A new independent director, Scott Hill (veteran fintech executive, ex-IDC CFO), was added in March 2026 — a small expansion of finance bench strength after the Briers-to-Thomassin transition. The audit, risk, and remuneration committees are all chaired by independents.
The honest assessment: this is a high-quality board on paper and on disclosure. Whether it can actually constrain a founder-CEO who holds the votes is, at minimum, untested. The FCA fine episode is the only real natural experiment — the board reviewed and retained him, which is the answer most independent boards would give to a non-deliberate personal-tax matter, but it is also the answer they would have to give regardless.
5. The Verdict
Governance grade
The strongest positives. Founder skin-in-the-game is unusually high and unusually clean — Käärmann's incentive is to compound the equity, not to game annual targets, because he doesn't take any. The mission-aligned profit cap (passing surplus margin back to customers as lower prices) is consistent with five years of disclosed behaviour, not a slogan. The board is genuinely independent, diverse, and equipped with relevant payments and risk expertise. Wise is regulated by the FCA, NBB, APRA, and several others — discipline shows up in actual capital and liquidity buffers, not just in committee minutes.

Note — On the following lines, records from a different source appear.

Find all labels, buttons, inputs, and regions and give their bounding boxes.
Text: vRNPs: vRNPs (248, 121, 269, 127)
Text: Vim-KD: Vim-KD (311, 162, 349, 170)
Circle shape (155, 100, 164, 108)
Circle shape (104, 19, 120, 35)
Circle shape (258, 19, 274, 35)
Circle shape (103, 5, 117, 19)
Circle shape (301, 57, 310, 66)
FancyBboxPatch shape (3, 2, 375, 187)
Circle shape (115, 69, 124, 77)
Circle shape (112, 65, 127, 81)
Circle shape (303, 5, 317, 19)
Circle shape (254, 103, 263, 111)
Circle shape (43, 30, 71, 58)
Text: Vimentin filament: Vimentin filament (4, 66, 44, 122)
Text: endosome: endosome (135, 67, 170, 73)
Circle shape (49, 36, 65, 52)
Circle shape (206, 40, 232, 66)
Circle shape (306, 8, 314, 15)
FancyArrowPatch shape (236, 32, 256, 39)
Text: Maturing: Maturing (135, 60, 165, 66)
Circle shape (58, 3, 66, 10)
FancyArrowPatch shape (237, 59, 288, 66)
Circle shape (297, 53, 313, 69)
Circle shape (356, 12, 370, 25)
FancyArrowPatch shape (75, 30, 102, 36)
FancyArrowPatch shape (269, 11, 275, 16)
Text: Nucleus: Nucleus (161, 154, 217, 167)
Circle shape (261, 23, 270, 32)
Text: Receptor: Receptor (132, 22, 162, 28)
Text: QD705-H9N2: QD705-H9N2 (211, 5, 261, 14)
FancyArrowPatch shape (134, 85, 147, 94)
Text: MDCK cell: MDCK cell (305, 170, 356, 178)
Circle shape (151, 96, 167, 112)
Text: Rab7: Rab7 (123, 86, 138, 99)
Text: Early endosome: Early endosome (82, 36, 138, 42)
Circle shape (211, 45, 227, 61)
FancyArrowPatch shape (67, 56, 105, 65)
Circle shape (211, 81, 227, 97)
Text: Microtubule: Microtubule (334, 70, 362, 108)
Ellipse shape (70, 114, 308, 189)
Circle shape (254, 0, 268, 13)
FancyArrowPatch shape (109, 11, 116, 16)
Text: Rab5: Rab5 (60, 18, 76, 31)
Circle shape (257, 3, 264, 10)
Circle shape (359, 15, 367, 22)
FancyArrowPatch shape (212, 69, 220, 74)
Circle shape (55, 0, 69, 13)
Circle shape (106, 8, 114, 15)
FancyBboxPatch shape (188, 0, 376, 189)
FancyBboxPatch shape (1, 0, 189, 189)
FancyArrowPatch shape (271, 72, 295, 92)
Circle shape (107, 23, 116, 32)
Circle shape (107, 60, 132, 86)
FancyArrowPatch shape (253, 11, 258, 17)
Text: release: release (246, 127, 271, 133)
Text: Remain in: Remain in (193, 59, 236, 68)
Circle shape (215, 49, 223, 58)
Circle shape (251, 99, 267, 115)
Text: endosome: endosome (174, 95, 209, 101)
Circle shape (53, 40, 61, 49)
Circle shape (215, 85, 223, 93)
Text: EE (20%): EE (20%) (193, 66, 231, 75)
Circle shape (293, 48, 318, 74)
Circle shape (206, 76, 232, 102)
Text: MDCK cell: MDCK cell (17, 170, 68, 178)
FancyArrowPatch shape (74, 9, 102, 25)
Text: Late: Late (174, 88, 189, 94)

The real concerns. The CEO took a £350k FCA fine in October 2024 for careless personal-tax disclosure — small in money terms, but a meaningful integrity flag for the head of a regulated payments firm. The dual-class structure that was supposed to sunset in July 2026 has been extended to 2036 as part of the bundled US-primary-listing vote, despite public dissent from co-founder Hinrikus. CFO transition is recent, with the new CFO still building shareholding. Capital returns to outside shareholders (as opposed to the EBT-funding buyback) have not yet materialised.
The one upgrade trigger. A clean FY26 with no further regulator action, plus a meaningful return-of-capital announcement at the June 2026 results that goes beyond funding the EBT, would move this to B+. The downgrade trigger is a second compliance lapse by the CEO, or evidence the founder uses his post-2026 voting majority to overrule independent directors on material matters.